En ouverture du festival Maintenant ce mardi 14 octobre, l’association Cultures Electroni[k] vous invite aux Champs Libres pour découvrir de nouveaux territoires, qu’il s’agisse de l’intéressant mélange de musique classique et d’électro avec le projet du Rennais Pavane ou de ces Fragile Territories lumineux et sonores de Robert Henke qui se révèlent dans l’obscurité. Présentation.
Pavane
Un garçon qui choisit comme nom de scène le nom d’une danse de la Renaissance, ce n’est pas si courant. Pourtant quand on se penche sur le parcours de Damien Tronchot alias Pavane, ce choix tombe sous le sens.
Le jeune homme membre du groupe Thraces avait déjà commencé à mêler les influences et les créations sur ce projet collectif aux directions foisonnantes, ayant comme objectif de cristalliser toutes les influences musicales de ses membres (des gamelans balinais à Squarepusher en passant par Steve Reich ou Frankie Knuckles et on en passe – vous pouvez écouter leur excellent album ici).
Pour ce projet solo, il a donc décidé de continuer à allier les genres mêlant ensemble musique classique et musique électronique (à la manière peut-être d’un Bachar Mar-Khalifé, les influences orientales en moins, ou dans la lignée peut-être d’un Nils Frahm ou d’Olafur Arnalds). Le déclic, explique-t-il, est venu de sa participation au concours de remix de Rone (qu’on citera également comme influence manifeste). Il décide alors de mêler sa pratique instrumentale de pianiste classique à celle de musicien électronique dans un projet solo.

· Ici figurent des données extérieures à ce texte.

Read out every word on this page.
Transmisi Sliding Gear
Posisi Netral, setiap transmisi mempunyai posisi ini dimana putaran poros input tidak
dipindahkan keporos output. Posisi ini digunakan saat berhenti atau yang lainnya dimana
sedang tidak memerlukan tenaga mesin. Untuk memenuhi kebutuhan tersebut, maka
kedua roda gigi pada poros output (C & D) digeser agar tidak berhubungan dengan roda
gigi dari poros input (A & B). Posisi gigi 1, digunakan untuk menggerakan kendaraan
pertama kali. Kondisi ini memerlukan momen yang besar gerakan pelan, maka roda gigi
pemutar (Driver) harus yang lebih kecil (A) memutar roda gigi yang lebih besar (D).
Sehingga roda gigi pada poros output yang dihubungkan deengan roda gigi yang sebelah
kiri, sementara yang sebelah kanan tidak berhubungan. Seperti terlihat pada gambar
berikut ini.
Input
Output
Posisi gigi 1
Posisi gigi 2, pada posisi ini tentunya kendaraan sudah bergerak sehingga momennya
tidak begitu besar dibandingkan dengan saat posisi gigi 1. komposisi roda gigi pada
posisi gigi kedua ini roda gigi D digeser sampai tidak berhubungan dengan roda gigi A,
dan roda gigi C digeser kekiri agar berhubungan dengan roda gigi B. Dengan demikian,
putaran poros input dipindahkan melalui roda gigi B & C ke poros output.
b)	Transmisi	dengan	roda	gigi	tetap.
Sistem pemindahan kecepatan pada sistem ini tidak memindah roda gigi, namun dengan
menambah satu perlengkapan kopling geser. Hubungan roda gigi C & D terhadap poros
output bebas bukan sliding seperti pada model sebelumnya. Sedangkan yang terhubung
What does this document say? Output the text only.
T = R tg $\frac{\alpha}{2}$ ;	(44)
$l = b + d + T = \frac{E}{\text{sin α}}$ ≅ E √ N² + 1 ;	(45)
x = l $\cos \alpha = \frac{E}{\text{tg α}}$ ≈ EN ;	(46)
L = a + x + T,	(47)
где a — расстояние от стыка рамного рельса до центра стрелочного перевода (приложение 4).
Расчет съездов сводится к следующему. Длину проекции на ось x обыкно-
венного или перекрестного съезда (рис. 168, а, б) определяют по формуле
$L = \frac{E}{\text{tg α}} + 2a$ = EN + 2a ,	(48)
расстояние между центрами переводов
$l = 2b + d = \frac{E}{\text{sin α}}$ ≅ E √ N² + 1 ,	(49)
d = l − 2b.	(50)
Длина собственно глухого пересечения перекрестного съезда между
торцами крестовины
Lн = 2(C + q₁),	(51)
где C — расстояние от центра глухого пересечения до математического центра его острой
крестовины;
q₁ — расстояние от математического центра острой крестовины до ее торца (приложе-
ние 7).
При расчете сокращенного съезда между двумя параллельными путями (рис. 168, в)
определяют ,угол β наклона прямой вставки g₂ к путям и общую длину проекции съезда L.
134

Ses morceaux utilisent ainsi samples de musique classique (un sample de Messiaen sur Le Belvédère, un autre de Ravel sur La Danse des Daphnis, peut-être bien tiré de Daphnis et Chloé par exemple) et citent abondamment Debussy, Ravel (la Pavane à une infante défunte aurait-elle inspiré son nom à Damien Tronchot ?), Fauré (à moins que ce ne soit celle de Fauré ?), Sibelius ou Poulenc pour des développements mélodiques amples et foisonnants.
Associés à des rythmiques électro (on est plus sur des rythmiques à la Rone ou Boards of Canada qu’à la Derrick May ou Plastikman pour dire vite), ces développements mélodiques gagnent en relief et l’ensemble crée une œuvre dynamique et riche, agrémentée d’interludes au piano seul. L’artiste a ainsi souhaité « ralentir le rythme, tout en le maintenant omniprésent, comme le fait cette danse de l’époque de la Renaissance : la pavane » ainsi que l’explique la note d’intention accompagnant la présentation de son premier essai discographique.
Pavane devrait en effet sortir son premier ep L’échappée sur Eumolpe le 20 octobre. Une bonne occasion de découvrir son projet en avance en live aux Champs Libres où entouré de ses pédales d’effets, synthétiseurs et autres machines et d’un piano classique, accompagné par Ronan Tronchot à la guitare électrique, le musicien devrait aisément convaincre.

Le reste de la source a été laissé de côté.